As a mother my heart breaks for her and her social struggles. She knows right from wrong and we teach her how to be a good friend…etc. But because she is perceived as “different” among middle schoolers her age because of her “issues” – no one gives her a chance. Friends she once had when life was easy in the elementary years no longer give her the time a day and can be down right mean. I understand friendships change along the way through school and life, I get that and have lived it. But does that give kids the right to be rude and mean??? I admit, I can be rude and mean if in a bad mood, who isn’t? But to intentionally be rude and mean to a person because they don’t fit the “normal” mold is just sad. Instead of concentrating on not bullying, how about we concentrate on how to be a good friend and including people that aren’t the most popular, the richest, the prettiest, the most fun? When a child is different and stuggles with social issues they have a happy face and a sad heart. That sad heart can lead to greater, sadder things down the line in life. Being a mother is the hardest job…no doubt about it. And when you see your child hurt and screaming inside because no one calls her, no one invites her to things, people laugh at her quirkiness, or discard her because she is different and wont give her a chance…that breaks a mother. Obviously no one wants a pity call or a pity invite. That is not what I am saying at all. I want kids to be taught that no one teen is better than another.
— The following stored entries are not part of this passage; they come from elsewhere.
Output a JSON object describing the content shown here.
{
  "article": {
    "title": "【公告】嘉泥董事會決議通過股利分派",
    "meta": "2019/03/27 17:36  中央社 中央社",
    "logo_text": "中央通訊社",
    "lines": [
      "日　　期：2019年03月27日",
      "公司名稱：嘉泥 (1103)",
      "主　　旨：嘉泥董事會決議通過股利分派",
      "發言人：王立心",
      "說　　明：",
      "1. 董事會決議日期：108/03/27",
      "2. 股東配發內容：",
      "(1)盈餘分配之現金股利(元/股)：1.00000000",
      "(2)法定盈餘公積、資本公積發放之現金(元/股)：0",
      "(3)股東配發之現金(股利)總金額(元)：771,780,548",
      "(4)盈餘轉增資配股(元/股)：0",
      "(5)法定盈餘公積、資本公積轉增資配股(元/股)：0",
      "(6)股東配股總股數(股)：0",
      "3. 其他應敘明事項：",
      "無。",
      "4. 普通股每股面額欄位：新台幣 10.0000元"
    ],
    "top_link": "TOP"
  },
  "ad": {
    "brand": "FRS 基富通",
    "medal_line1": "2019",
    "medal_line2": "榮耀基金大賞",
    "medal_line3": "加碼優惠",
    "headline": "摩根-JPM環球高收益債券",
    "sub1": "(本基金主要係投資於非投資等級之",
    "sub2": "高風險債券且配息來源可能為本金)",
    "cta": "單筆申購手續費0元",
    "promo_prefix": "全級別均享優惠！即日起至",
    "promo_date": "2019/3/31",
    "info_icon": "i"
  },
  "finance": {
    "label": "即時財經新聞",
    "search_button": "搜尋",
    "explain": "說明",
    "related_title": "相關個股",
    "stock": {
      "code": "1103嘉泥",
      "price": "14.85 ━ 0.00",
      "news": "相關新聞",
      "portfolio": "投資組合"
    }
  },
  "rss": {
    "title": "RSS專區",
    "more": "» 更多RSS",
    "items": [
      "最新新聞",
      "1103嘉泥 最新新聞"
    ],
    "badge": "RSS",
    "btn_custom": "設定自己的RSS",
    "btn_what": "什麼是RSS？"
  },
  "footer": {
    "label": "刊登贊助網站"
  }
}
Every time a kid on the bus is mean to her, every time a kid rolls their eyes at her, every time boys at lunch laugh at her and every time kids don’t talk to her…it darkens her. They do this because she can’t read social cues that you and I take for granted. When kids laugh AT her she thinks she is funny and they are laughing WITH her. That is how Non Verbal Disorder works. So in turn that makes her different. Which in turn doesn’t fit “the mold” of a regular teenager. Which results in the question I hear every week:
“Why don’t I have friends like sissy?!” – How does a mother answer that?! What do I tell my daughter?